En effet, face à un absentéisme CSE élevé, c’est toujours le même scénario qui se répète.
Le DRH présente un taux à 9 %. Cependant, il ne propose que quelques diapositives de tendances et une seule mesure : renforcer les contre-visites médicales.
Et les élus acquiescent. Ou bien ils protestent mollement. Ensuite, ils passent au point suivant.
Ce scénario se répète chaque année dans des milliers d’entreprises françaises. En effet, ce n’est pas parce que les élus manquent de volonté. C’est plutôt parce qu’ils ne savent pas exactement ce qu’ils ont le droit d’exiger — et comment le formaliser pour que ça compte.
Absentéisme CSE : ce que ce n’est pas
Ainsi, l’ANACT le dit explicitement dans son guide 2026 : l’absentéisme caractérise toute absence qui aurait pu être évitée par une prévention suffisamment précoce des facteurs de dégradation des conditions de travail.
En réalité, ce n’est pas un comportement individuel. Ce n’est pas non plus une question de motivation des salariés. C’est plutôt le symptôme d’une organisation, d’un management, d’un environnement de travail.
Cette distinction n’est pas sémantique. Elle a des conséquences directes sur ce que le CSE peut — et doit — demander.
Le paradoxe des chiffres
7 % des arrêts représentent 45 % de la dépense totale.
Ces arrêts longs (plus de 6 mois) ne sont pas le problème le plus urgent à prévenir en volume. Mais ce sont eux qui révèlent les situations les plus graves : maladies professionnelles, burn-out sévères, RPS chroniques.
À l’inverse, les arrêts courts (moins de 8 jours) représentent environ 50 % des absences. Leur coût unitaire est faible. Mais leur concentration sur certains services est le signe d’alerte le plus fiable qui soit.
Un taux moyen de 9 % peut masquer 4 % en bureau et 14 % en production. La granularité est indispensable pour agir. Le taux agrégé, lui, ne sert qu’à rassurer la direction.
Ce que le droit impose à l’employeur
L’article L.2312-26 du Code du travail impose une consultation annuelle sur la politique sociale, les conditions de travail et l’emploi. L’absentéisme en fait partie — quelle que soit la taille de l’entreprise.
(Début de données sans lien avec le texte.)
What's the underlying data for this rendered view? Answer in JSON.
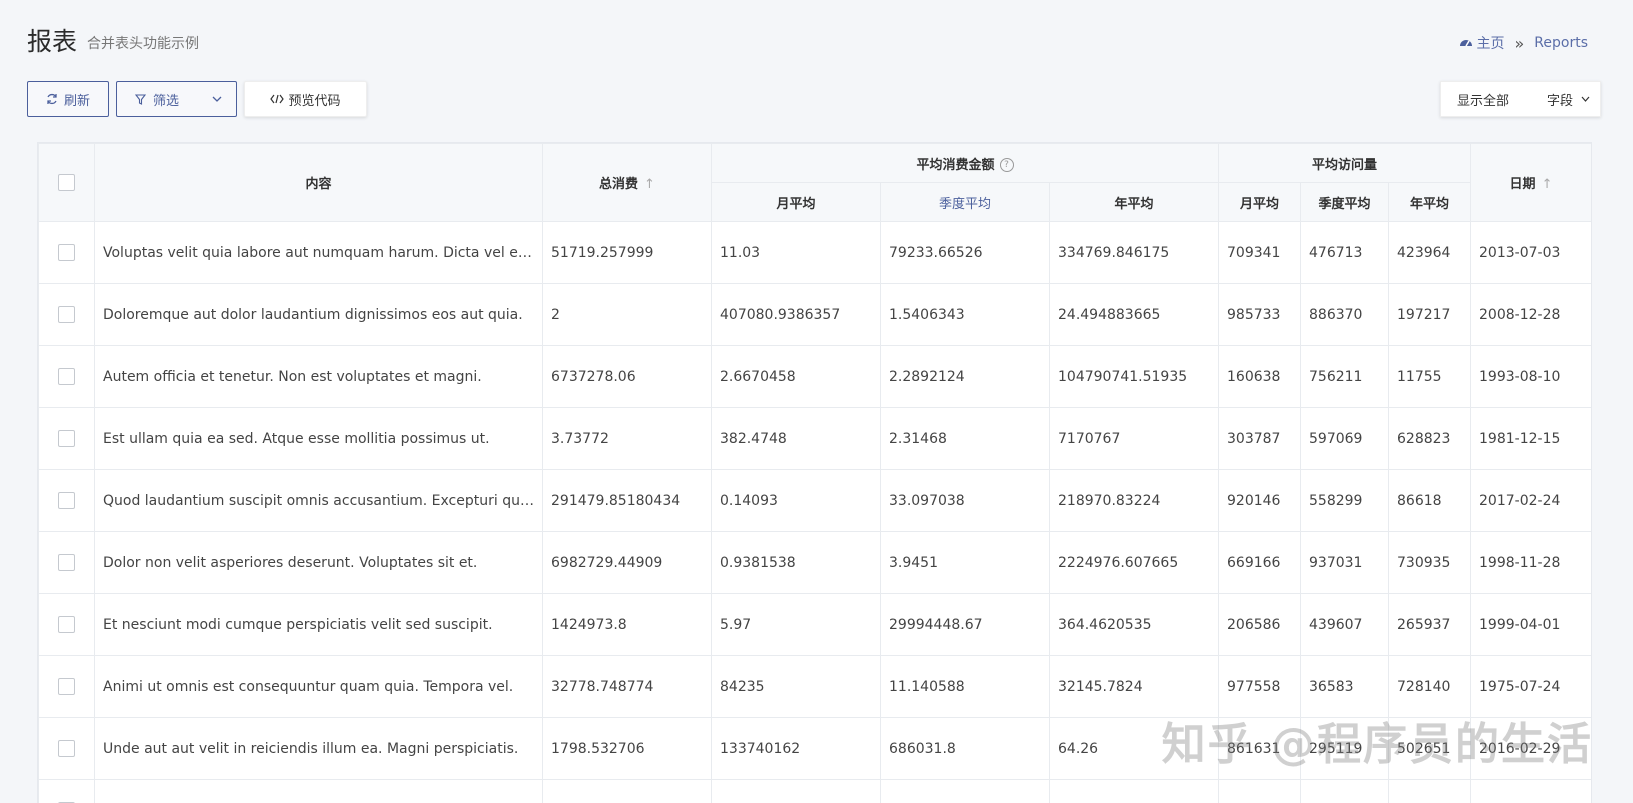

Pour les entreprises de 300 salariés et plus, l’article R.2312-9 impose que la BDESE inclue les indicateurs obligatoires : nombre de journées d’absence par motif (maladie ordinaire, AT-MP, maternité, autres causes), répartition par durée.
Ces données ne sont pas une faveur que l’employeur fait au CSE. Ce sont des informations obligatoires, auxquelles les élus ont un droit d’accès préalable à la consultation.
Pourquoi la contre-visite médicale est la mauvaise réponse
La contre-visite médicale est une mesure de contrôle. Elle vérifie si l’arrêt est justifié. Elle n’agit pas sur les causes de l’arrêt.
L’ANACT le formule sans ambiguïté : elle peut générer de la défiance sans réduire les causes structurelles.
Un salarié dont l’arrêt est confirmé par contre-visite retourne dans les mêmes conditions de travail qui ont produit l’arrêt. Le taux baisse peut-être à court terme — par pression ou intimidation. Il remonte. Plus fort.
Le CSE qui laisse passer cette réponse sans l’interroger manque son rôle.
Absentéisme CSE : ce que les élus doivent réellement faire
Exiger la décomposition des données BDESE par service, par durée, par motif. Pas le taux agrégé : la carte de chaleur. Où se concentrent les absences ? Quels postes, quels managers, quels horaires ?
Saisir la CSSCT pour une analyse des conditions de travail dans les unités les plus touchées. La commission a précisément ce rôle d’instruction des causes organisationnelles. Ne pas l’utiliser ici, c’est mal employer l’outil.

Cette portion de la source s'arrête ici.